Webber made it to the finish despite the wheel nearly coming off the rim edge! As for Sebastian Vettel, he drove a solid race to second pressuring Fernando Alonso all the way to the chequered flag.
Vettel was back in the winner’s circle with a dominant drive in the Japanese Grand Prix. He should have won in Korea but his car let him down – a massive engine failure. Vettel shrugged off that disappointment by winning the final two races of the season in Brazil and Abu Dhabi, sealing the championship for Red Bull Racing and for himself.
That final race at Abu Dhabi should have been thrilling, with four drivers in with a shout of winning the title but the nature of the circuit made it difficult for the cars to overtake and so it was down to race strategy.
Ferrari screwed up on that by focusing too much on Webber and not race leader Vettel. This bad call in the pits affected Fernando Alonso’s race and the Spaniard was unable to win his third title despite heading into the weekend as the pre-title favourite…
As for Webber that crash in Korea – in which he spun off in the wet conditions trying to keep on tabs with Vettel – proved to be very costly in terms of the championship. He was unhappy with Red Bull favouring Sebastian for the title and he simply under performed in the season finale with P5 in qualifying and P8 in the race.
And what about Lewis Hamilton? He had nothing to lose and he raced hard against Vettel to win the final race of a long 2010 season. The win and championship went to the young German after a solid performance.
So does Sebastian Vettel deserve the championship? I would say yes. Okay, he had his fair share of bad luck and crashes, but his form in qualifying has been excellent. Ten pole positions. As for his five victories, it was a master class of driving in the best car.
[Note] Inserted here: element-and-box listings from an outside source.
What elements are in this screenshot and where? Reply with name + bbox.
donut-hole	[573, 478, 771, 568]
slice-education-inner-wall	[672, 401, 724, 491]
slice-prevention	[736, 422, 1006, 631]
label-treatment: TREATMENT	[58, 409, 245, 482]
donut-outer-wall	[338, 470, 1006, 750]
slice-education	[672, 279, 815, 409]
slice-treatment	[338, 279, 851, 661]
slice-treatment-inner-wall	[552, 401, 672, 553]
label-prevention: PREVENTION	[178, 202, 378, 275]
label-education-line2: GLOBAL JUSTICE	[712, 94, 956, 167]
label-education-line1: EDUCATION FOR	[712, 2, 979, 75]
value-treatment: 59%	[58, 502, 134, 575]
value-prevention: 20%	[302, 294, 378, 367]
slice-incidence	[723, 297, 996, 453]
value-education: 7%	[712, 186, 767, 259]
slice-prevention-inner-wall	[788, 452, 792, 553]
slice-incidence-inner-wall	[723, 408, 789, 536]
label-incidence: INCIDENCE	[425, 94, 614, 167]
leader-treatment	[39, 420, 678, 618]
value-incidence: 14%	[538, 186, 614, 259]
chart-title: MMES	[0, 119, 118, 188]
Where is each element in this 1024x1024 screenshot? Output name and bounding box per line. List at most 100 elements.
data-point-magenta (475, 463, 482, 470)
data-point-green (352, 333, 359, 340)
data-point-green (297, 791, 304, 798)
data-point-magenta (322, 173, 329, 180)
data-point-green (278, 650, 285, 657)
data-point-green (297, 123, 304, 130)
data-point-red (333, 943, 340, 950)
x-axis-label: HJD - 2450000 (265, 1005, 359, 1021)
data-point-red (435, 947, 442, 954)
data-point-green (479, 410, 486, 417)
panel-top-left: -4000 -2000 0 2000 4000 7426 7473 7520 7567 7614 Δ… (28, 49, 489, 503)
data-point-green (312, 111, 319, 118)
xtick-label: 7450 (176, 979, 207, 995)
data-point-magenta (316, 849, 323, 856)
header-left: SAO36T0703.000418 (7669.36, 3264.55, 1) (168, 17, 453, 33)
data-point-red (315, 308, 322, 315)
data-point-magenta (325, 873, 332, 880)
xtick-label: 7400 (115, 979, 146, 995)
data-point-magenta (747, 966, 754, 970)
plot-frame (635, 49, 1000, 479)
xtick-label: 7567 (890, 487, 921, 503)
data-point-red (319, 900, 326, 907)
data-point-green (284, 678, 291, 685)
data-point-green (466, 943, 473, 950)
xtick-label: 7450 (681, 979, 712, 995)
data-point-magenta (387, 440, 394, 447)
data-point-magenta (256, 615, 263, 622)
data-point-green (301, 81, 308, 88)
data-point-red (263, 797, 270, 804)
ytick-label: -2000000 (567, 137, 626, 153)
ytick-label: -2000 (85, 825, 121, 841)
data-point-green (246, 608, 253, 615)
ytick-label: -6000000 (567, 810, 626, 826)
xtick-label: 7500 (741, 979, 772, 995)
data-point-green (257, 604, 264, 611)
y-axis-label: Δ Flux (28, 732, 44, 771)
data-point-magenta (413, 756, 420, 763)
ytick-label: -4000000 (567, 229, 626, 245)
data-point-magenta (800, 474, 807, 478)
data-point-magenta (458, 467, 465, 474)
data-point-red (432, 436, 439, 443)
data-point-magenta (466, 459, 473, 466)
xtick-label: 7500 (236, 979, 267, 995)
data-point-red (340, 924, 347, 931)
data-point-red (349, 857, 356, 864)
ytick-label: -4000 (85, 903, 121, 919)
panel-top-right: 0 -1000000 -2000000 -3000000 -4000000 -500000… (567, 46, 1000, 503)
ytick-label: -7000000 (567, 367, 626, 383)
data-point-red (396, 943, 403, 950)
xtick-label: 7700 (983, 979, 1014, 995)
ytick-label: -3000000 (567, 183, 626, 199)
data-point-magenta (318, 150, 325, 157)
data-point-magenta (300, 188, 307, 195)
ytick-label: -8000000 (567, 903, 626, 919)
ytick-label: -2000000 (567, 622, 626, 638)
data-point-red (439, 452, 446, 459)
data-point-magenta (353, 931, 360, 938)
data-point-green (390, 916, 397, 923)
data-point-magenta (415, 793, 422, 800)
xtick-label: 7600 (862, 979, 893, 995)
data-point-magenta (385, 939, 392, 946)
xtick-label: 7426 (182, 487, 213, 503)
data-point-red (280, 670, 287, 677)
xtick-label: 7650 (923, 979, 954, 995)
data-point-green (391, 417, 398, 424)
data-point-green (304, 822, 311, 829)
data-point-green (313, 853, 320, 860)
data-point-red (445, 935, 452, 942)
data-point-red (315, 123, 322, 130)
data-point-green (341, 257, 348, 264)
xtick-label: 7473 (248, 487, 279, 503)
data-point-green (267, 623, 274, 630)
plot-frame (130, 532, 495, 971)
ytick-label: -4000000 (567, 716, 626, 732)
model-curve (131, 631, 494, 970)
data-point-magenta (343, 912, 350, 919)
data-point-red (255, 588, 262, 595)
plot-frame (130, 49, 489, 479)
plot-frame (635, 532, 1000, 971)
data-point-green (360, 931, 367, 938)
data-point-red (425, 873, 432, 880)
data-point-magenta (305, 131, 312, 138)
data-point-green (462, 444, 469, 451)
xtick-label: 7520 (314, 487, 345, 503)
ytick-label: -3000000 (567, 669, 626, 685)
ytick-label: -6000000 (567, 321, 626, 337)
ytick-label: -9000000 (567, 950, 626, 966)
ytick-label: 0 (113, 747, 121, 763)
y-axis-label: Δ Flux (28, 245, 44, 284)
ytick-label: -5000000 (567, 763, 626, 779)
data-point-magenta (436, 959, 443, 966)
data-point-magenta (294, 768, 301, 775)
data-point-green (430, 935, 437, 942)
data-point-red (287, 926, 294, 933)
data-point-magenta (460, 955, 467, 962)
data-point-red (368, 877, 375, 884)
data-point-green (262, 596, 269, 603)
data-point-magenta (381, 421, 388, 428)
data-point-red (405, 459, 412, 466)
Other highlights in this intense and dramatic season? Nulk Hülkenberg’s maiden pole position for Williams at Interlagos; Michael Schumacher struggling in his comeback with Mercedes GP but in the final few races, his race pace improved; The battle between the three new teams – Lotus, Virgin Racing and HRT; Kamui Kobayashi’s overtaking moves during the final laps in Suzuka; Korea’s new circuit that was completed just two weeks before the inaugural Korean Grand Prix.
Well done Sebastian Vettel and as for the BBC, I love the extensive coverage on the red button! All three practice sessions, race forum and alternative commentary. I really wish Radio 5 Live’s David Croft and Anthony Davidson are the main commentary feed, as the pair provides more energy, insight and enthusiasm compared to Jonathan Legard and Martin Brundle. I like Martin’s racing insight but his colleague is simply useless at explaining the action unfolding during qualifying and the race! Please change it BBC for the viewers sake.
The new season is just over one hundred days away and I am already looking forward it. Not only to witness Sebastian Vettel defending his title honour with car number one on his Red Bull, but the close competition, new drivers and tyre supplier Pirelli providing the action. Roll on March 2011!